Because of the non-discriminatory nature of wine appreciation, where folks from different cultures, knowledge, or background can appreciate the same wine at multiple levels, I often quietly contemplate the mystical qualities of wine. While its creation and transformation can be chemically or physically explained and manipulated, its real growers rely on terroir and traditional sensibility. For me, the intersection of earth, sun, nature, and wine maker as Sherpa transcends logic and formula and gets to the heart of the human connection it facilitates. It explains why some wines create transcedental experience and others do not, or as Theise sees it:
“If you want to experience wine with your whole self-not only your mind and senses, the wine has to be authentic. And what confers authenticity is a rootedness in family, soil, and culture as well as the connections among them. These are aided by intimacy of scale. And they form the core of a value system by which real wine can be appreciated and understood.

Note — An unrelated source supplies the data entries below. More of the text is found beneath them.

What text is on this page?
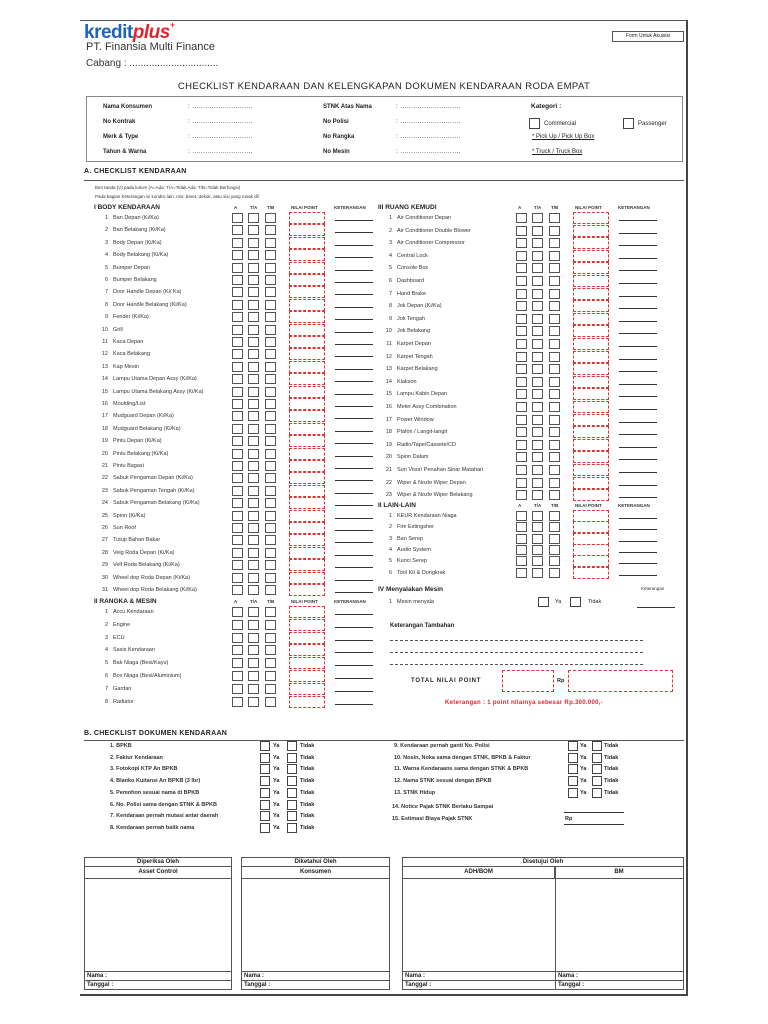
kreditplus⁺
PT. Finansia Multi Finance
Cabang : ................................
Form Untuk Akuisisi
CHECKLIST KENDARAAN DAN KELENGKAPAN DOKUMEN KENDARAAN RODA EMPAT
Nama Konsumen	: ............................
No Kontrak	: ............................
Merk & Type	: ............................
Tahun & Warna	: ............................
STNK Atas Nama	: ............................
No Polisi	: ............................
No Rangka	: ............................
No Mesin	: ............................
Kategori :
Commercial	Passenger
* Pick Up / Pick Up Box
* Truck / Truck Box
A. CHECKLIST KENDARAAN
Beri tanda (V) pada kolom (A=Ada; T/A=Tidak Ada; T/B=Tidak Berfungsi)
Pada bagian Keterangan isi kondisi lain, mis: baret, dekok, atau sisi yang rusak dll
I BODY KENDARAAN	A	T/A T/B	NILAI POINT	KETERANGAN
1 Ban Depan (Ki/Ka)
2 Ban Belakang (Ki/Ka)
3 Body Depan (Ki/Ka)
4 Body Belakang (Ki/Ka)
5 Bumper Depan
6 Bumper Belakang
7 Door Handle Depan (Ki/ Ka)
8 Door Handle Belakang (Ki/Ka)
9 Fender (Ki/Ka)
10 Grill
11 Kaca Depan
12 Kaca Belakang
13 Kap Mesin
14 Lampu Utama Depan Assy (Ki/Ka)
15 Lampu Utama Belakang Assy (Ki/Ka)
16 Moulding/List
17 Mudguard Depan (Ki/Ka)
18 Mudguard Belakang (Ki/Ka)
19 Pintu Depan (Ki/Ka)
20 Pintu Belakang (Ki/Ka)
21 Pintu Bagasi
22 Sabuk Pengaman Depan (Ki/Ka)
23 Sabuk Pengaman Tengah (Ki/Ka)
24 Sabuk Pengaman Belakang (Ki/Ka)
25 Spion (Ki/Ka)
26 Sun Roof
27 Tutup Bahan Bakar
28 Velg Roda Depan (Ki/Ka)
29 Velf Roda Belakang (Ki/Ka)
30 Wheel dop Roda Depan (Ki/Ka)
31 Wheel dop Roda Belakang (Ki/Ka)
II RANGKA & MESIN	A	T/A T/B	NILAI POINT	KETERANGAN
1 Accu Kendaraan
2 Engine
3 ECU
4 Sasis Kendaraan
5 Bak Niaga (Besi/Kayu)
6 Box Niaga (Besi/Aluminium)
7 Gardan
8 Radiator
III RUANG KEMUDI	A	T/A T/B	NILAI POINT	KETERANGAN
1 Air Conditioner Depan
2 Air Conditioner Double Blower
3 Air Conditioner Compressor
4 Central Lock
5 Console Box
6 Dashboard
7 Hand Brake
8 Jok Depan (Ki/Ka)
9 Jok Tengah
10 Jok Belakang
11 Karpet Depan
12 Karpet Tengah
13 Karpet Belakang
14 Klakson
15 Lampu Kabin Depan
16 Meter Assy Combination
17 Power Window
18 Plafon / Langit-langit
19 Radio/Tape/Cassete/CD
20 Spion Dalam
21 Sun Visor/ Penahan Sinar Matahari
22 Wiper & Nozle Wiper Depan
23 Wiper & Nozle Wiper Belakang
II LAIN-LAIN	A	T/A T/B	NILAI POINT	KETERANGAN
1 KEUR Kendaraan Niaga
2 Fire Extingsher
3 Ban Serep
4 Audio System
5 Kunci Serep
6 Tool Kit & Dongkrak
IV Menyalakan Mesin	Keterangan
1 Mesin menyala	Ya	Tidak
Keterangan Tambahan
TOTAL NILAI POINT	Rp
Keterangan : 1 point nilainya sebesar Rp.300.000,-
B. CHECKLIST DOKUMEN KENDARAAN
1. BPKB	Ya	Tidak
2. Faktur Kendaraan	Ya	Tidak
3. Fotokopi KTP An BPKB	Ya	Tidak
4. Blanko Kuitansi An BPKB (3 lbr)	Ya	Tidak
5. Pemohon sesuai nama di BPKB	Ya	Tidak
6. No. Polisi sama dengan STNK & BPKB	Ya	Tidak
7. Kendaraan pernah mutasi antar daerah	Ya	Tidak
8. Kendaraan pernah balik nama	Ya	Tidak
9. Kendaraan pernah ganti No. Polisi	Ya	Tidak
10. Nosin, Noka sama dengan STNK, BPKB & Faktur	Ya	Tidak
11. Warna Kendaraans sama dengan STNK & BPKB	Ya	Tidak
12. Nama STNK sesuai dengan BPKB	Ya	Tidak
13. STNK Hidup	Ya	Tidak
14. Notice Pajak STNK Berlaku Sampai
15. Estimasi Biaya Pajak STNK	Rp
Diperiksa Oleh
Asset Control
Nama :
Tanggal :
Diketahui Oleh
Konsumen
Nama :
Tanggal :
Disetujui Oleh
ADH/BOM	BM
Nama :
Tanggal :
Nama :
Tanggal :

Wine can talk to this thing in us. Some call it soul. Wine is not apart from this being within us….all it needs is a soul of its own. It can’t be manufactured; it can’t have been formed by marketers seeking to identify its target audience. It needs to be connected to families who are connected to their land and to working their land and who are content to let the land speak in its own voice. ….True wine takes its legitimate place as part of your entire, true being.”
So how does one graduate from Mateus and rock concerts to Eastern religious thought and authentic wine? Theise calls it a cultivation of “a particular approach to wine, whereby one prefers the finer over the coarser virtues, the quiet over the noisy.” I can weigh in that it is a natural journey of personal palate understanding, facilitated by deepening exposure and education. Wine makes itself available to everyone, which appeals to my innate sensibility and why I protest the trends that launch certain wines and their makers to celebrity status and price points. It is why I drink very different wines today than I did in my early days of wine enthusiasm. Theise made it easier for me to understand this as a natural process of palate recognition and maturation, now leaning towards the once undiscovered growers tucked away in their centuries old, Old World vineyards.
It is fun to recall your early and personally important transcendental moments with wine. Reading Theise’s Reading Between the Wines will uncover or reignite those moments for you and shed some new light on all of it…..for certain. Most importantly, Theise also gets to the heart of the fanatical pull of wine appreciation, and the legitimacy of the evolution of personal palate, especially where authentic, old world wines are in play.